Note: This review is from the 2010 Fringe

Showing @ C Venue 54 until-30th Aug 20:30 50m PG

The union of gluttony and guilt that defines the Western condition is rightfully fusing stand up, cabaret and theatre this Fringe. We obsess over the self-made man believing his hard graft alone carved his path out of poverty, despite the odds we still play the lottery and after drinking our weight in alcohol or when we’re down to our last pound we stumble into a casino or buy a scratch card. It’s the natural relationship between capitalism and addiction that creates this state of insatiable desire: an unhealthy addiction to financial sacrifice. Nowhere on earth is this facet of the human psyche more visible than in a casino.

Taking on four roles, solo performer Alex Moran tries to shed a little light on the issues of addiction and obsession that plague so many of us. Beginning as a Glaswegian croupier he tells us tales of businesswomen turned hookers, losers turned winners and the enforced moral bankruptcy that follows him to work each day.

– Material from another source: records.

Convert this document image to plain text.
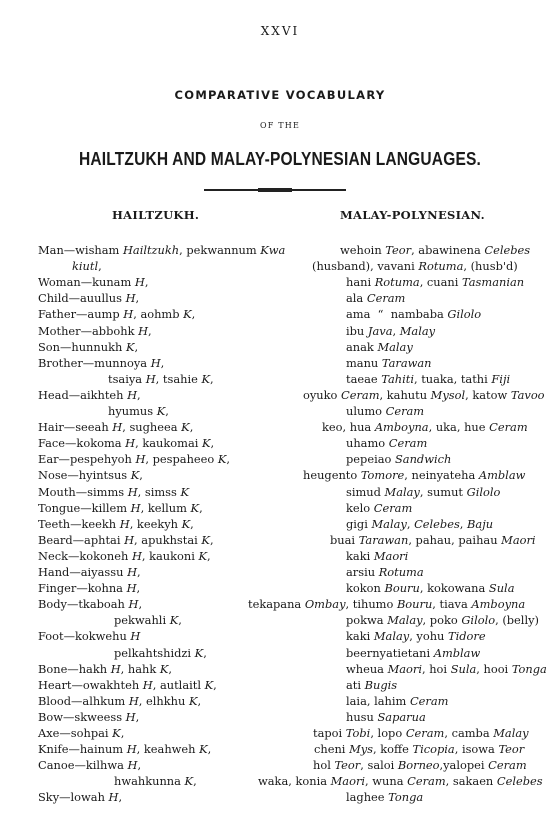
XXVI
COMPARATIVE VOCABULARY
OF THE
HAILTZUKH AND MALAY-POLYNESIAN LANGUAGES.
HAILTZUKH.	MALAY-POLYNESIAN.
Man—wisham Hailtzukh, pekwannum Kwa
kiutl,
Woman—kunam H,
Child—auullus H,
Father—aump H, aohmb K,
Mother—abbohk H,
Son—hunnukh K,
Brother—munnoya H,
tsaiya H, tsahie K,
Head—aikhteh H,
hyumus K,
Hair—seeah H, sugheea K,
Face—kokoma H, kaukomai K,
Ear—pespehyoh H, pespaheeo K,
Nose—hyintsus K,
Mouth—simms H, simss K
Tongue—killem H, kellum K,
Teeth—keekh H, keekyh K,
Beard—aphtai H, apukhstai K,
Neck—kokoneh H, kaukoni K,
Hand—aiyassu H,
Finger—kohna H,
Body—tkaboah H,
pekwahli K,
Foot—kokwehu H
pelkahtshidzi K,
Bone—hakh H, hahk K,
Heart—owakhteh H, autlaitl K,
Blood—alhkum H, elhkhu K,
Bow—skweess H,
Axe—sohpai K,
Knife—hainum H, keahweh K,
Canoe—kilhwa H,
hwahkunna K,
Sky—lowah H,
wehoin Teor, abawinena Celebes
(husband), vavani Rotuma, (husb'd)
hani Rotuma, cuani Tasmanian
ala Ceram
ama  “  nambaba Gilolo
ibu Java, Malay
anak Malay
manu Tarawan
taeae Tahiti, tuaka, tathi Fiji
oyuko Ceram, kahutu Mysol, katow Tavoo
ulumo Ceram
keo, hua Amboyna, uka, hue Ceram
uhamo Ceram
pepeiao Sandwich
heugento Tomore, neinyateha Amblaw
simud Malay, sumut Gilolo
kelo Ceram
gigi Malay, Celebes, Baju
buai Tarawan, pahau, paihau Maori
kaki Maori
arsiu Rotuma
kokon Bouru, kokowana Sula
tekapana Ombay, tihumo Bouru, tiava Amboyna
pokwa Malay, poko Gilolo, (belly)
kaki Malay, yohu Tidore
beernyatietani Amblaw
wheua Maori, hoi Sula, hooi Tonga
ati Bugis
laia, lahim Ceram
husu Saparua
tapoi Tobi, lopo Ceram, camba Malay
cheni Mys, koffe Ticopia, isowa Teor
hol Teor, saloi Borneo,yalopei Ceram
waka, konia Maori, wuna Ceram, sakaen Celebes
laghee Tonga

Swiftly and confidently melting from man to woman, croupier to gambler, hard-man to Chinese playboy, Moran is the ideal vessel for writer Richard Holdsworth’s enjoyable if unoriginal tale. It’s no revelation that gambling addictions lead to depravity and despair, but what Blackjack does touch on is that moment where a frivolous game devours lives, at which point Moran’s croupier ominously mutters “it’s just cards and chips”. The only real problem with this show is the venue. Playing to an undeservedly small audience of dedicated theatre goers, this type of stirring indictment would easily shift into the remit of light-hearted agit-prop by being taken to the endless slot machine casinos that litter Edinburgh’s streets habitually sucking in Big Issue sellers and old women with their dole cheques who are left helplessly clinging to the dream of the big win.